Do you know what's one of the best things about having foodie friends? Simply, as one person there's no way you could possibly know about all the great eats in the city, but if you have many friends who share your culinary passions, you're always bound to hear about some new dining experience that's just too fantastic to pass up. Well, my friend Robert, heard about and eventually checked out a street cart where a woman makes Oaxacan quesadillas using blue corn tortillas and usually towards the later afternoon, a churro truck will also park within a hop away from this cart. Oaxacan quesadillas and churros? How can one pass that up? I certainly didn't and Robert led the way.
So last Sunday, off we went. When we arrived, our group of 5 crowded around the cart and after talking to the lady, we found out that we had an option of 6 different fillings: chicarrones, squash blossoms, chicken, frijoles, chorizo and potato and huitlacoche. We decided to order one of each, except for the frijoles and just share them. She was even nice enough to cut the quesadillas in 4 to 5 sections for easier eating.
The whole process was simple. First, she would get a ball of blue corn masa that was in a plastic bag next to her.
Then she'd pat it between her hands and than start patting it flat on the stove's surface. I can't even imagine how hot that surface was, but it didn't seem to phase her.
Afterwards, she'd add a handful of mozarella cheese and the filling of your choice and let it lay flat for a while before folding it in half. Sometimes it was ready to go and other times, she'd let it still cook for a little while before putting on a paper plate and handing it to you.
Once you got your quesadilla, she had some additional ingredients that you could either top your quesadilla with or put inside of it. There was a mixture of nopales, red onions and cilantro in one container. You could also add a sprinkle of cotija cheese or a spoonful of a really hot salsa or a milder green salsa.
As mentioned, our group sampled 5 of the various fillings. First, we had the chicken quesadilla, but before I talk about that, I do have to say that I really liked the blue corn tortillas. It had a nice medium-thick texture and there was a nuttiness to the masa that I also really enjoyed. What was nice about the chicken was that it wasn't dry and it had a nice flavor to the marinade.

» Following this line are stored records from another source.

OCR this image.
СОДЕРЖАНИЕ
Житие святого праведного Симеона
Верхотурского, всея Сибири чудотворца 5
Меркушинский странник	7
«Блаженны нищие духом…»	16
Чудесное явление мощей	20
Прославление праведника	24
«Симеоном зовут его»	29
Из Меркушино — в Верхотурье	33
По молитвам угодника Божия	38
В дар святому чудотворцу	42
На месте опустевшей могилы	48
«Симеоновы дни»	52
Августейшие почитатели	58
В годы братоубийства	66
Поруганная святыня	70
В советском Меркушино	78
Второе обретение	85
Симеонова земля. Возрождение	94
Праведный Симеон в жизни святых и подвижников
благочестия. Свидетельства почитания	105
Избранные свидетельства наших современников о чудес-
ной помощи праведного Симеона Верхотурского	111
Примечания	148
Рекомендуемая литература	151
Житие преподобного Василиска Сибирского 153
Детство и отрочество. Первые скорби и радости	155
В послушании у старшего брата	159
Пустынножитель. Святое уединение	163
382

Our second quesadilla had a huitlacoche filling, sometimes referred to as corn smut or Mexican truffles depending on who you talk to, but basically it's a fungus. Huitlacoche is actually quite delicate, but can add a smoky, earthy and pungency to dishes like tamales, stews and in this case, quesadillas. I actually thought the huitlacoche in this case had a mild smokiness to it and I liked how the corn gave it a hit of sweetness.
Third on the rotation was the chorizo and potato quesadilla. This was actually my least favorite of the 5. The filling was mushy. I would have preferred actual chorizo sausages that were cut and grilled and than put in the quesadilla. That would been a big improvement.
Our fourth quesadilla was a vegetarian option that consisted of squash blossoms, corn and onions. If this was the only option available, I wouldn't have missed the meat at all.
Finally, my favorite was the chicarron quesadilla. Come on, it's fried pork. What's not to love?
By this time, all our sharing amounted to about one quesadilla and a quarter for each of us. This type of family-style sharing worked perfectly because we all got to sample a little bit of each filling and when it was time for us to order a full size one, we already knew what we liked. By the way, we did each filling individually because we wanted to taste them on their own, but you can choose more than one ingredient for your quesadilla. I went for the squash blossom and chicarrones combination, which was absolutely delicious.
What a great find! The quesadillas ran $3.00 each and she had also different drinks ranging from $1 to $2. The way you pay is pretty much on the honor system. Once you're done eating and ready to leave, that's when you pay her. What's nice is that whenever she collects money, she always puts on gloves and that's definitely smart on her part. Now this is street food worth driving for.
Sometimes parked down the street from the quesadilla lady, you'll find Salina's Churro Truck. Apparently, it used to be a pushcart so to move up to a truck speaks well for their churros.
Inside the truck, they have a funnel which pushed out the dough and immediately went into a deep fryer. Once they're fried up, the churros were coated with sugar and put into a brown bag ready to be consumed at will.
8 for $3.00 is a heck of a bargain. I found them to be a little doughy for my taste. I would have preferred that they were fried a little bit longer, but I appreciated their golden crispiness.
Overall, it was a wonderful eating day. Delicious quesadillas, golden and crispy churros and all for under $10? Not only is this affordable dining, it's also a fun culinary experience and one of the things that really makes LA a great eating town.
To see pics, go to:
Note: When I checked out both the street cart and the churro truck, it was a Sunday. When I got there at 12:30 PM, the quesadilla street cart was already there. I actually left around 2:30 pm, but when I came back at around 5:00, she was already gone. I'm not sure as to how long she stayed or which other days she's at her spot. Apparently, the churro truck arrives between 3 and 4 pm. Both are situated on Echo Park Boulevard just around the corner from Sunset Boulevard.